Hadoop to impact how mobile operators tackle big data
Editor’s Note: With 2016 now upon us, RCR Wireless News has gathered predictions from leading industry analysts and executives on what they expect to see in the new year.
Last January we predicted 2015 would be the year of data-driven applications built from the ground up on Hadoop. The validity of this prediction was confirmed with the Hadoop application focus at Strata this year.
Mobile operators truly have “big data.” I’d like to look forward to 2016 and build on the original post based on what we have experienced working with some of the largest, most visionary mobile operators in the world.
In 2015 we coined the phrase ‘native Hadoop applications vs. alien applications.’ We believe in 2016 big data savvy customers will demand data-driven applications built from the ground up on Hadoop
In 2015, a typical question was “do you support Hadoop?” As customers get past installing Hadoop clusters and are getting more educated on Hadoop, we are seeing more and more questions like:
• How does your application run on a Hadoop architecture?
• How does your application store data in Hadoop?
• Do you support querying through Impala?
• Do you support Yarn?
• Do you support Kerberos and Sentry?
• Is your application built on native Hadoop components?
In 2016, as customers gain more knowledge on Hadoop they will demand native applications over aliens.
Fraud detection will be one of the top three big data/Hadoop application initiatives in every major mobile communications company
Mobile operators understand that data silos reduce the ability to analyze data effectively and nearly all of the leading mobile operators have a data lake strategy.

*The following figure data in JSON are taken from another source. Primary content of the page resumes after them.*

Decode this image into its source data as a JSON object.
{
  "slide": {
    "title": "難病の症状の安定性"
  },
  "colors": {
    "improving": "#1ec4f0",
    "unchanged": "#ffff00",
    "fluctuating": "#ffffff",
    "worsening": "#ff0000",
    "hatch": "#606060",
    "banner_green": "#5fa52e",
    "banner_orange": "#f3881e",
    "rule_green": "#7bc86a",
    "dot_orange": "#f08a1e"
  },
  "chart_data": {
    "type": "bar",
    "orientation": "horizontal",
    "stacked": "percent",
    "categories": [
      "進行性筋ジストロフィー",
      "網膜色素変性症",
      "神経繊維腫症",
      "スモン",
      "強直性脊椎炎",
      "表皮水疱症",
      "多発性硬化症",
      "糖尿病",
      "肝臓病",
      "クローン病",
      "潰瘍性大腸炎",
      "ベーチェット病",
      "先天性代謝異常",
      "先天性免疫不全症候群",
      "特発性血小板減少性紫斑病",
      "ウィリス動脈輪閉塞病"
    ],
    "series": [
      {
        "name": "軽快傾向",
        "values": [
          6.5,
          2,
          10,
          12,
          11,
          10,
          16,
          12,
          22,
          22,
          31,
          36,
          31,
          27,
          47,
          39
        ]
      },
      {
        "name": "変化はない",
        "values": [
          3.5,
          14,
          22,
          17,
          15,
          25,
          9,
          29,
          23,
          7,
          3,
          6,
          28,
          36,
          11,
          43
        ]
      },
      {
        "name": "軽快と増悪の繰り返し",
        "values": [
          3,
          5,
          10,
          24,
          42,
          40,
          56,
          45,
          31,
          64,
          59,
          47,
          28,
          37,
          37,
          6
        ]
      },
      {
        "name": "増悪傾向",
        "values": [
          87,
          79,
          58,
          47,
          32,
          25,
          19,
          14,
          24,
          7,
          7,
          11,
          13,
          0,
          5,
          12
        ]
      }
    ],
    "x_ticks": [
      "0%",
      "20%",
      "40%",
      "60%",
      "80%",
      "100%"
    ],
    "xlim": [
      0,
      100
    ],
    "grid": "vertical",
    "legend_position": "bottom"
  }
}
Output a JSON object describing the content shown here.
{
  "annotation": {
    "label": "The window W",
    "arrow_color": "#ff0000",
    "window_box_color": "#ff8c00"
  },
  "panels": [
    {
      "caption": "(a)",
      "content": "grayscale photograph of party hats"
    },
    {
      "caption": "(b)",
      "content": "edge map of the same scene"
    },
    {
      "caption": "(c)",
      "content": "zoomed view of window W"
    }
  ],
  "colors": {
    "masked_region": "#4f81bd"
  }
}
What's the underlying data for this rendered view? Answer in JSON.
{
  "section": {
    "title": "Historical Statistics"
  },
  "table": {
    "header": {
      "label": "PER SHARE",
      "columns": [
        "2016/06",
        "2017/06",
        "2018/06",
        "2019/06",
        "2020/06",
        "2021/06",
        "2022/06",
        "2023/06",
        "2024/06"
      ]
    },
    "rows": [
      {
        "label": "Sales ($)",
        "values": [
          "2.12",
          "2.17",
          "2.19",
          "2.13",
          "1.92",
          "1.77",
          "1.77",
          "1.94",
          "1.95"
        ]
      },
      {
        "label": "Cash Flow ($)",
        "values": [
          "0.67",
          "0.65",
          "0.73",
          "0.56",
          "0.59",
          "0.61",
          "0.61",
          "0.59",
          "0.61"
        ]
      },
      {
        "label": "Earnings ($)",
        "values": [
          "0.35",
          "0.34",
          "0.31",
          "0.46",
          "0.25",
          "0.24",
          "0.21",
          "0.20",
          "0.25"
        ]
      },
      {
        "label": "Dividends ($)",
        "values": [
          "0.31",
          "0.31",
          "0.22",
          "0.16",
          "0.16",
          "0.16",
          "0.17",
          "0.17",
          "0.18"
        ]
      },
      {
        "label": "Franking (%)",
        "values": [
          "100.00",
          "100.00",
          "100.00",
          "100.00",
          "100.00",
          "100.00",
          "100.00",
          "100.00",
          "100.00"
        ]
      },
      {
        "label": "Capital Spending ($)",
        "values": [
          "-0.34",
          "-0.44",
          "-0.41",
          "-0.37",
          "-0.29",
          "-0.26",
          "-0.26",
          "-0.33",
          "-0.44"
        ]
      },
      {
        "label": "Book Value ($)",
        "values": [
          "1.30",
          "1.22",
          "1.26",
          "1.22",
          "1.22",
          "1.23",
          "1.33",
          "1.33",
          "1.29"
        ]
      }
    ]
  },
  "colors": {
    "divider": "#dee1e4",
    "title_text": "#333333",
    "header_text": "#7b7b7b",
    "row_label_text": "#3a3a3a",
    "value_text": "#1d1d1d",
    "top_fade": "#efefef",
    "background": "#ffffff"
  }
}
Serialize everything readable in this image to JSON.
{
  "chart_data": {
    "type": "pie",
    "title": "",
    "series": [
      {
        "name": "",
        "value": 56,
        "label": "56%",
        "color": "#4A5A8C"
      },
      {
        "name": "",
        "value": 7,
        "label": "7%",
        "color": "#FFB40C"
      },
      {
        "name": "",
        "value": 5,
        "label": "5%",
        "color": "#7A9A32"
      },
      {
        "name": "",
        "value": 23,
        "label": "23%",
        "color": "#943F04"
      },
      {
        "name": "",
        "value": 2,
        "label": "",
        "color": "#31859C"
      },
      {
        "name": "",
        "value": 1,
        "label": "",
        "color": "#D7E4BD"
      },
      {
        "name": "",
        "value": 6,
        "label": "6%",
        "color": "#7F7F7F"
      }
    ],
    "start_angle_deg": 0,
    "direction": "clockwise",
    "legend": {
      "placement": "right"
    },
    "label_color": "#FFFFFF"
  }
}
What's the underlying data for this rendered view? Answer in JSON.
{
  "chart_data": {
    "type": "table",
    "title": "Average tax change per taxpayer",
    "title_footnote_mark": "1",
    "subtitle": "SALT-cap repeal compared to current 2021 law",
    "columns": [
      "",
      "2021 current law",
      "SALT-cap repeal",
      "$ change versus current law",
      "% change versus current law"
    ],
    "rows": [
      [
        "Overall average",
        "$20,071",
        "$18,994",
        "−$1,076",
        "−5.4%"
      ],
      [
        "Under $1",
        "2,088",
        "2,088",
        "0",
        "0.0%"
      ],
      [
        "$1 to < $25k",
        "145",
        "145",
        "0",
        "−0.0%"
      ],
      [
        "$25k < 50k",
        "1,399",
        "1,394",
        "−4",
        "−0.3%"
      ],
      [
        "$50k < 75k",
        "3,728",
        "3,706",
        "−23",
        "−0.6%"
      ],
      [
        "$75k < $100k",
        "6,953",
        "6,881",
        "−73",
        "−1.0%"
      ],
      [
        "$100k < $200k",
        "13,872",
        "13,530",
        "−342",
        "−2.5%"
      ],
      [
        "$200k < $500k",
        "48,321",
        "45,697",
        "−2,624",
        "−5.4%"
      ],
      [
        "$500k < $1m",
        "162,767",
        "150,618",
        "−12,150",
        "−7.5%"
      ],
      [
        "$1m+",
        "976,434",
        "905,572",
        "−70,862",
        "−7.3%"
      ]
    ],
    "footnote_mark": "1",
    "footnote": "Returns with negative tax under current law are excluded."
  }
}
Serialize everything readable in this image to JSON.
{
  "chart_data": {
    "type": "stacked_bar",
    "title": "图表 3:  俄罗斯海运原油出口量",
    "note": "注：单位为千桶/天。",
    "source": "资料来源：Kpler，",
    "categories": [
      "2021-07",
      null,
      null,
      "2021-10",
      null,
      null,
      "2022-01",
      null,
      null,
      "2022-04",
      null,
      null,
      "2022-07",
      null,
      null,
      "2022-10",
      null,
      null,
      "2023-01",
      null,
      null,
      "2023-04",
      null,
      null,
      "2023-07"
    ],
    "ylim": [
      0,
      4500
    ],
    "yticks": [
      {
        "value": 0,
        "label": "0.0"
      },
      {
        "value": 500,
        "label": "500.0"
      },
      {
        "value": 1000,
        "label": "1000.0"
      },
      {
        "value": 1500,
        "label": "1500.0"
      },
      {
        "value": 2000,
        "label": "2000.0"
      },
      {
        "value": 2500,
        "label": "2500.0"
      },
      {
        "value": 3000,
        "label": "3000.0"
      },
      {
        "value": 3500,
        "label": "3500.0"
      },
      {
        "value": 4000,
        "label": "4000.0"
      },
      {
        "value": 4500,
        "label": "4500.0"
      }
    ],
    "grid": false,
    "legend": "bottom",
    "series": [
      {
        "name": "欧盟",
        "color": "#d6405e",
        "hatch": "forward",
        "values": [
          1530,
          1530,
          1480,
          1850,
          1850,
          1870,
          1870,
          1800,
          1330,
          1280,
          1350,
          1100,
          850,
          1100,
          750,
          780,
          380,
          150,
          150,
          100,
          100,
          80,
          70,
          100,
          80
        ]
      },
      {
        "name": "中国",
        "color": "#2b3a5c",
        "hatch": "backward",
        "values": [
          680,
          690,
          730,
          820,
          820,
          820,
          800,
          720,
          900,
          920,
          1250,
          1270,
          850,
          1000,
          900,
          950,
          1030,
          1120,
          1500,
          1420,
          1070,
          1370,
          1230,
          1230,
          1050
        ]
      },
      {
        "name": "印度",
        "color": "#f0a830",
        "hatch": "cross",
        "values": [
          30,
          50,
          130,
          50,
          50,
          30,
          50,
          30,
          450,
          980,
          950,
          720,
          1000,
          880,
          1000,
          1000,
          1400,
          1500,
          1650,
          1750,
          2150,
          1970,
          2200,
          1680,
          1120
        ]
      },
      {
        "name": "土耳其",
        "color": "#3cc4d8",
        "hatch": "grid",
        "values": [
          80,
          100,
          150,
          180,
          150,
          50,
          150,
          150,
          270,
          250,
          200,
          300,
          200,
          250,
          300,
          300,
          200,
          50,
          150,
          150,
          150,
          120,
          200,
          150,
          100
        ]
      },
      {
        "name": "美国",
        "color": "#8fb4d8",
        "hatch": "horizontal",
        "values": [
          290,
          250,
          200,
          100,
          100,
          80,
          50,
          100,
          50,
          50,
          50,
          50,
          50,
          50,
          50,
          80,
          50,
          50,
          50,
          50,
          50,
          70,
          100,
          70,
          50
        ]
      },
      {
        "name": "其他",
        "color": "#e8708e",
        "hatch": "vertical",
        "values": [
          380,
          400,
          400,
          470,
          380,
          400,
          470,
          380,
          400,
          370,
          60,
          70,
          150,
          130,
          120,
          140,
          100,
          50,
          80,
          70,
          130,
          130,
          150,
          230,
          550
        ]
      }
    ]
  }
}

A communication service provider data lake can consist of:
• Batch billing data – TD.35, CDR, TAP 3
• Real-time call packets – ISUP, BSSAP, MAP
• Real-time fixed call packets – ISUP, Diameter
• Real-time VoIP call packets – SIP, H.323, Diameter
• Real-time data packets – GTP, Diameter
• Business data – CRM, billing
Based on our experience, fraud and security applications are the low hanging fruit for rapid Hadoop return on investment against a CSP data lake. The new top three types of real-time fraud attacks are international revenue share fraud, interconnect bypass and premium rate service fraud.
We predict that in 2016 revenue threats in the form of fraud threats, profit threats, and service level agreement threats will be discovered by using real-time analytics against these new CSP data lakes. We also predict fraud and revenue threat analytics applications will be one of the top three Hadoop initiatives for mobile operators in 2016.
Packaged machine learning applications built natively on Hadoop will become the preferred way to detect fraud and revenue threats in mobile networks against massive CSP data lakes
Donald Rumsfeld is famous for the phrase:
“There are known knowns. These are things we know that we know. There are known unknowns. That is to say, there are things that we know we don’t know. But there are also unknown unknowns. There are things we don’t know we don’t know.”
Last year we discussed the challenge of detecting “known unknowns and unknown unknowns” types of attack. Traditional rules-based approaches simply cannot detect new, unknown zero-day attacks. These types of attacks are now visible to modern machine learning using anomaly detection when you have enough data and signal.
We predict, in 2016 existing rules-based systems will sit side-by-side with modern machine learning (anomaly detection) fraud detection systems. Known unknowns and unknowns unknowns will move from a cloak of invisibility to obvious anomalies.
Packaged graph analysis applications built natively on Hadoop will become the preferred way to detect crime rings attacking mobile networks
Today, criminal attacks against a mobile network typically use “flat-world forensics.” LinkedIn discovers business relationships through one or more degrees of separation using graph analysis.
We believe that 2016 will see the same techniques used to detect organized, criminal relationships through one or more degrees of separation and these applications will be packaged up to make it simple for any analyst to use.
Packaged native Hadoop machine learning applications will become the preferred way to detect anomalous, suspicious behavior in IoT networks
We believe mobile and “Internet of Things” networks in the SIM-connected world will share the need for advanced anomaly detection and machine learning. The IoT industry is estimated to grow in the range of $3.9 trillion to $11 trillion and we believe native Hadoop machine learning applications will be an important part of that industry used to detect anomalous, suspicious behavior.
We predict that in 2016 anomaly detection at the packet level, to detect suspicious behavior, will be required across both mobile and IoT networks.